The first sequencing-based horse transcriptome data, extensive analyses results, deferentially expressed genes before and after exercise, and candidate genes that are related to the exercise are provided in this study.
纯血马是最昂贵的家畜,其奔跑能力和对肌肉相关疾病的了解在动物遗传学中很重要。虽然马的参考基因组已经存在,但尚未使用来自转录组的表达基因对基因组进行大规模的功能注释。

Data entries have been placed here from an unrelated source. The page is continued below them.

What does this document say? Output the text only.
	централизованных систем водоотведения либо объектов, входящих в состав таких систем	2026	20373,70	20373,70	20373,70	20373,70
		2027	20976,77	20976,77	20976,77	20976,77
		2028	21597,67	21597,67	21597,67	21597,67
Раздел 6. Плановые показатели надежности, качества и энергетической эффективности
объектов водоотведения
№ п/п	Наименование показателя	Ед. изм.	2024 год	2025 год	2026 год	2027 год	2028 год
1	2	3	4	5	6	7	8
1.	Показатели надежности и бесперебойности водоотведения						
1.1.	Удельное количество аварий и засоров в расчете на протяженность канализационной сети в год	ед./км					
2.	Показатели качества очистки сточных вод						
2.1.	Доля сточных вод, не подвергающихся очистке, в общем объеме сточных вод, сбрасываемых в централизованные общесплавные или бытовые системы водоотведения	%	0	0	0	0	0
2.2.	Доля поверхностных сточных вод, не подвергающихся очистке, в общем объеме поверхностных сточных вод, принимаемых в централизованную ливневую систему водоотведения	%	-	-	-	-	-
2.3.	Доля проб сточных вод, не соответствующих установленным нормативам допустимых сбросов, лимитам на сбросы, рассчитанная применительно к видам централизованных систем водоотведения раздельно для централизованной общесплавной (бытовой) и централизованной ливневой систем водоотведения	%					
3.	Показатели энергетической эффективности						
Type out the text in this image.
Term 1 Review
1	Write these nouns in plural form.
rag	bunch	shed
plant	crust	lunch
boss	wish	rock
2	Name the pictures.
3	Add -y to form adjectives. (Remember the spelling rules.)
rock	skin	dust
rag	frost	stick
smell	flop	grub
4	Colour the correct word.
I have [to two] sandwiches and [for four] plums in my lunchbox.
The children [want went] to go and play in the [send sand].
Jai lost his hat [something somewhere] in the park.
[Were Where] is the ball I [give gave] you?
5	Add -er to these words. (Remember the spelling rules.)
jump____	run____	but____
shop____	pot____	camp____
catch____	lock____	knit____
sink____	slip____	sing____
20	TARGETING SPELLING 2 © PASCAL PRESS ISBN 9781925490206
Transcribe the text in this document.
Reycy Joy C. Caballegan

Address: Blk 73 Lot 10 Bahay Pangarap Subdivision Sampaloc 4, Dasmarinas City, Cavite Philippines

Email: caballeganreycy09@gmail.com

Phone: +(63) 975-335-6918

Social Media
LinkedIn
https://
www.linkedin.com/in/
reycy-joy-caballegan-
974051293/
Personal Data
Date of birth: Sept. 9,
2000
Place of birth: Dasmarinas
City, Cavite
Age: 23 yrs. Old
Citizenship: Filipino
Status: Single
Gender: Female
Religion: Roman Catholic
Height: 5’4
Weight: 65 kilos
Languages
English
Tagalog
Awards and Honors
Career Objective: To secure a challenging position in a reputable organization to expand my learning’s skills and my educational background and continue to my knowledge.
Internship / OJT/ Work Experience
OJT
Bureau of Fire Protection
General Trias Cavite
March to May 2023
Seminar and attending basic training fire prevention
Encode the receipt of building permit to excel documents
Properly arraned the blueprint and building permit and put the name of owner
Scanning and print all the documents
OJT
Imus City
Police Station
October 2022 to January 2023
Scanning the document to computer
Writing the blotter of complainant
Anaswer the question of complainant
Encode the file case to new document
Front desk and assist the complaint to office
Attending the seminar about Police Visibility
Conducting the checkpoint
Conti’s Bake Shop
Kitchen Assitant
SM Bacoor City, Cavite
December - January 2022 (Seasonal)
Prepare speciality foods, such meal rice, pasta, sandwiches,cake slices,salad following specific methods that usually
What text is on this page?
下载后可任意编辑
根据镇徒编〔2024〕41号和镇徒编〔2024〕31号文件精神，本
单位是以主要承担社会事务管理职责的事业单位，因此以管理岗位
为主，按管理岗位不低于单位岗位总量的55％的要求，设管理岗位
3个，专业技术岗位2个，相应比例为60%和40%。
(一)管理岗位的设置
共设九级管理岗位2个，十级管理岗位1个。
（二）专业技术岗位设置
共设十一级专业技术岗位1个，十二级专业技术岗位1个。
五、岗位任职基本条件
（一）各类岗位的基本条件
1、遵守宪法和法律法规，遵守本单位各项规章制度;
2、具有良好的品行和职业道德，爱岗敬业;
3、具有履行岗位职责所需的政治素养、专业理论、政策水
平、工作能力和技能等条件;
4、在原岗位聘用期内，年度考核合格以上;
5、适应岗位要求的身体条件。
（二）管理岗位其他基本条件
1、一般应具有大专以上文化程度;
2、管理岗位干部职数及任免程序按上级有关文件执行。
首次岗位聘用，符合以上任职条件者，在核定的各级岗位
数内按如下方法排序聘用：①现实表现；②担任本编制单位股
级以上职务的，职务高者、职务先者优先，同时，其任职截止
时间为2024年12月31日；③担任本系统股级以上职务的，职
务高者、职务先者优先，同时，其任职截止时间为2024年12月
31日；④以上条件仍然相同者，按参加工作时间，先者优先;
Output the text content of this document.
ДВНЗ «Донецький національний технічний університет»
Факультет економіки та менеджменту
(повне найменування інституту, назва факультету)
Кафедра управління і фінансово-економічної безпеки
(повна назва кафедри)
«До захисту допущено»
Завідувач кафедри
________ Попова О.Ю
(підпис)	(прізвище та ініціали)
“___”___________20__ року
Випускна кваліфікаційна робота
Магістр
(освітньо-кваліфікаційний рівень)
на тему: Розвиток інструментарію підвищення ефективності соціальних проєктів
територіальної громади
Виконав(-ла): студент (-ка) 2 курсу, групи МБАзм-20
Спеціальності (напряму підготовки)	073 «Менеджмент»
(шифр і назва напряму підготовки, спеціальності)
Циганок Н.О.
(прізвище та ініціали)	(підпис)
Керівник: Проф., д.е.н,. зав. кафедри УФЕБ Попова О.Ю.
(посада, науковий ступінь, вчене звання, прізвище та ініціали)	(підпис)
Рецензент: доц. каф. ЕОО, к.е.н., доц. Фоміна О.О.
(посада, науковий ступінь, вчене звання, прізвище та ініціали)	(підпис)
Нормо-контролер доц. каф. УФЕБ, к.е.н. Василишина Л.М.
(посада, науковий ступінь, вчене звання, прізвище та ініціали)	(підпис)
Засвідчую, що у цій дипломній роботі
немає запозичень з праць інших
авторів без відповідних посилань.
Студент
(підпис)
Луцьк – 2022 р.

我们进行了大规模的全转录组数据分析。我们对 6 匹赛马在运动前后的血液和肌肉组织中的整个 mRNA 进行了测序。通过比较当前的基因组注释,我们鉴定了 32361 个包含 11933 个(36.87%)注释基因的基因簇,这些基因簇跨越 51.83Mb。超过 60%(20428 个)的基因簇与任何当前的马基因模型都不匹配。我们还从与马参考基因组比对的序列中鉴定了 189973 个单核苷酸变异(SNV)。与两个 SNP 数据库中超过 110 万匹的马 SNP 相比,大多数 SNV(171558 个 SNV;90.31%)是新的。通过差异表达分析,我们进一步鉴定了一些运动调节基因:血液中有 62 个上调和 80 个下调基因,肌肉中有 878 个上调和 285 个下调基因。运动后肌肉中 28 个已知的运动相关基因中有 6 个表达上调。在差异表达基因中,有 91 个转录因子编码基因,其中包括 56 个功能未知的转录因子候选基因,这些候选基因可能与早期的运动调节机制有关。此外,我们还发现了有趣的 RNA 表达模式,即同一基因的不同选择性剪接形式在运动前后表现出相反的表达。
本研究提供了首个基于测序的马转录组数据、广泛的分析结果、运动前后差异表达基因和与运动相关的候选基因。